Meat Racket: The Secret Takeover of America’s Food Business

by Christopher Leonard

From the publisher: An investigative journalist takes you inside the corporate meat industry—a shocking, in-depth report every American should read. The American supermarket seems to represent the best in America: abundance, freedom, choice. But that turns out to be an illusion. The rotisserie chicken, the pepperoni, the cordon bleu, the frozen pot pie, and the bacon virtually all come from four companies.

In The Meat Racket, investigative reporter Christopher Leonard delivers the first-ever account of how a handful of companies have seized the nation’s meat supply. He shows how they built a system that puts farmers on the edge of bankruptcy, charges high prices to consumers, and returns the industry to the shape it had in the 1900s before the meat monopolists were broken up. At the dawn of the twenty-first century, the greatest capitalist country in the world has an oligarchy controlling much of the food we eat and a high-tech sharecropping system to make that possible.

Forty years ago, more than thirty-six companies produced half of all the chicken Americans ate. Now there are only three that make that amount, and they control every aspect of the process, from the egg to the chicken to the chicken nugget. These companies are even able to raise meat prices for consumers while pushing down the price they pay to farmers. And tragically, big business and politics have derailed efforts to change the system.

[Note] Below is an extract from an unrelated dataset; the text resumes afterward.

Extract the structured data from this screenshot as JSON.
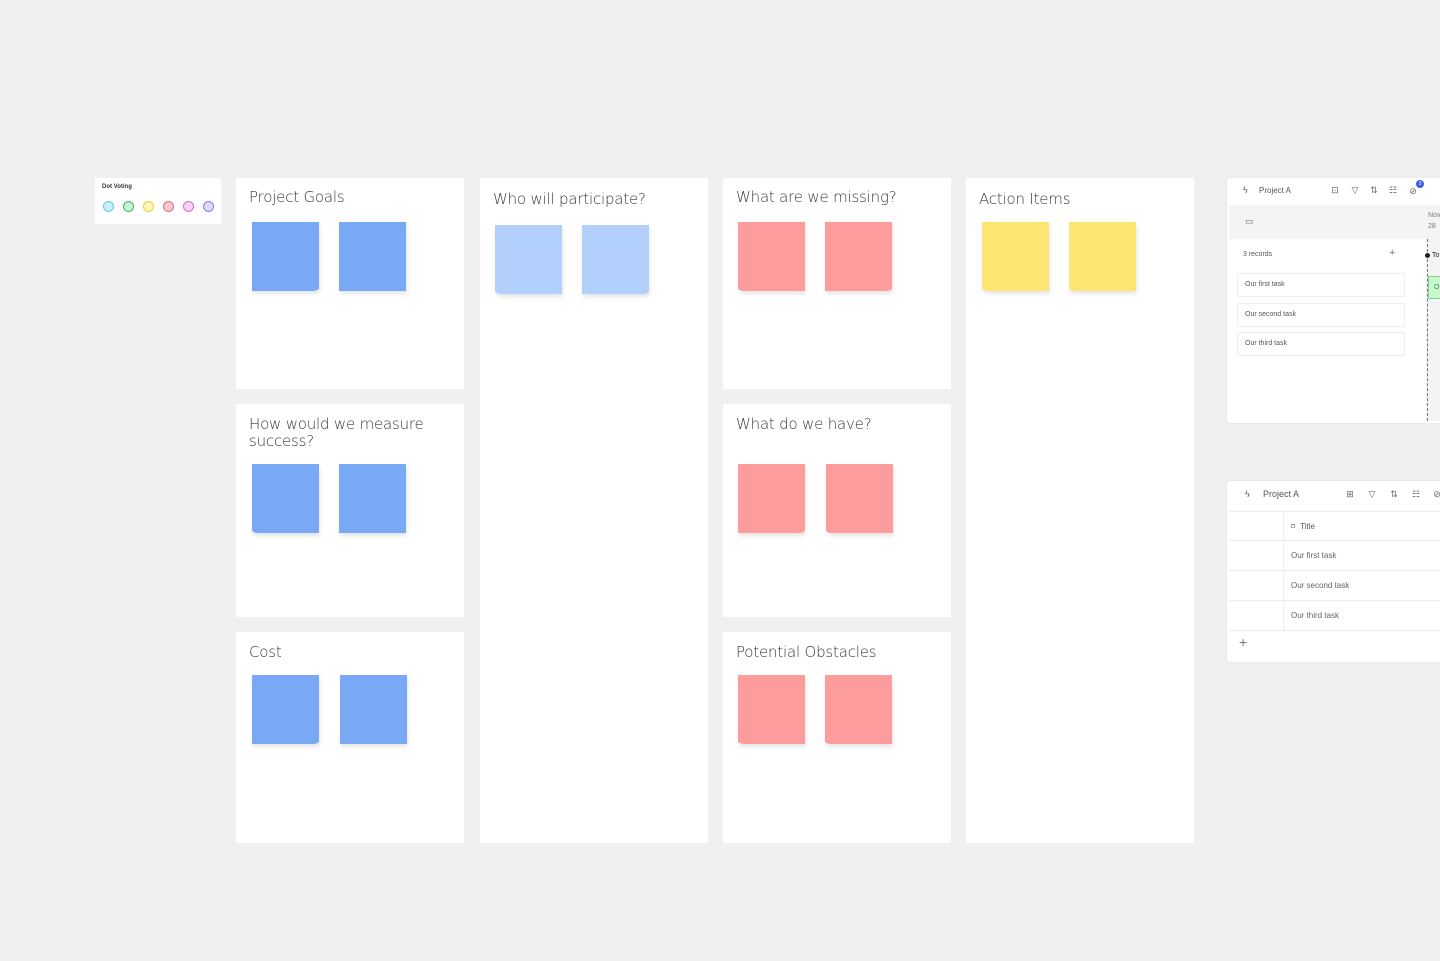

We know that it takes big companies to bring meat to the American table. What The Meat Racket shows is that this industrial system is rigged against all of us. In that sense, Leonard has exposed our heartland’s biggest scandal.

Christopher Leonard is a Schmidt Family Foundation Fellow with The New America Foundation, a nonpartisan public policy institute in Washington, DC. He is the former national agribusiness reporter for the Associated Press and a graduate of the University of Missouri School of Journalism. He lives outside Washington, DC.